Likewise, the Rosario Stock Exchange (BCR) announced at the end of September that the Urea, the fertilizer most used by corn producers, experienced a 24% increase in the last quarter. The value of the crop also grew, but much less: 8%. Thus, the input / output ratio went from 3.1 to 3.5.

However, the analyst recalled that this BCR report also showed that in the core region, margins were still higher for corn. “But in other places, soybeans could gain a few hectares due to this factor. In addition, price expectations would be firmer for soybeans, which is contagious almost exclusively from what happens internationally. Different are the cases of corn and wheat, which have extra risks in Argentina, like that at any moment exports can be closed when the quotas are reached ”, he added.

The input-output ratio rises in corn, so soybeans become more attractive.  (Source: BCR)
The input-output ratio rises in corn, so soybeans become more attractive. (Source: BCR)

This survey of the Santa Fe entity, in line with what D’Angelo stated, also emphasized the lack of many fertilizers and phytosanitary products. “Lack of urea, we do not know if it is something temporary or not. Too glyphosate is missing, we think it may be due to production problems in China, “said the aforementioned producers.

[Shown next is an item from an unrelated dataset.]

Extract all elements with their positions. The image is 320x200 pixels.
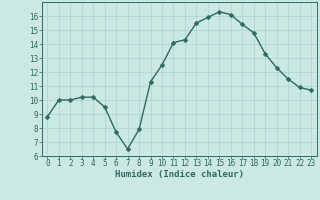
X-axis label: Humidex (Indice chaleur): Humidex (Indice chaleur) — [115, 170, 244, 179]
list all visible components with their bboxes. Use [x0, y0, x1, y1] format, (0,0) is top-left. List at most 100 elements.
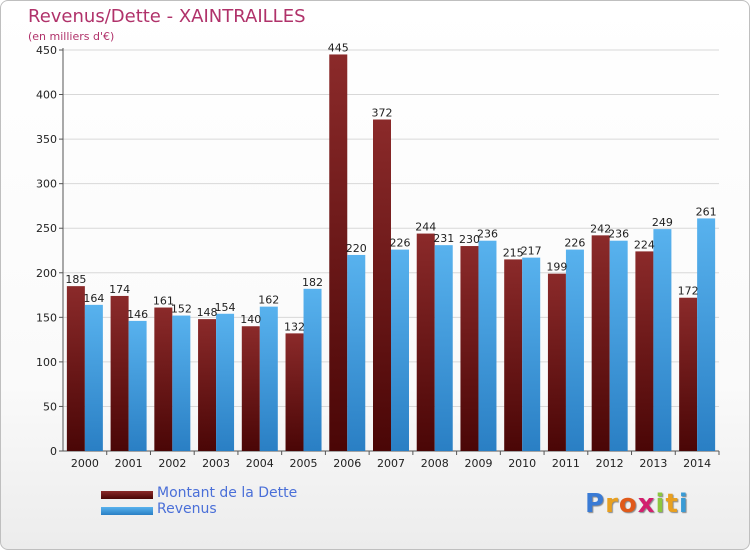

Regarding this, the specialist pointed out: “Beyond the report that the USDA (US Department of Agriculture) released on Tuesday, which was bearish and will continue to hit the market because there will be more production from the United StatesIt does not mean that it impacts in the same way in Argentina. Because there is little soy to be commercialized for the 2020/21 cycle and the area will decrease in the next sowing. So that makes local prices more sustainable than at the international level, above all, due to the uncertainty that there is productively due to La Niña, which generally causes lower yields in South America ”.

Precisely, he also mentioned the climatic factor as one of the factors that plays in favor of the oilseed recovery. “In some regions humidity is lacking. So that forces to delay the sowing of early corn, which is the optimal date, which causes them to turn to soybeans ”.

In this regard, D’Angelo indicated: “The Niña year leaves less rainfall at the time of early sowing, either in first-class soybeans or corn. That made the producers, who were inclined towards the cereal, implanted it late. But how the profitability equation was better in wheat-soybeans when they started sowing, that made there a significant increase in second-rate oilseed, which has a lower yield than the first class and that is why there will be a decrease in production ”.

Finally, although he commented that a decline in the territory of soy is certain, the expert concluded: “What happens at the time of sowing, It will depend a lot on what happens with the weather and how the prices follow, especially with these latest measures on corn, since it is intervened. Too influences whether inputs have already been purchased or not, like the places of production, since in some the cereal continues to have the best margin ”, said the specialist, reviewing the general panorama.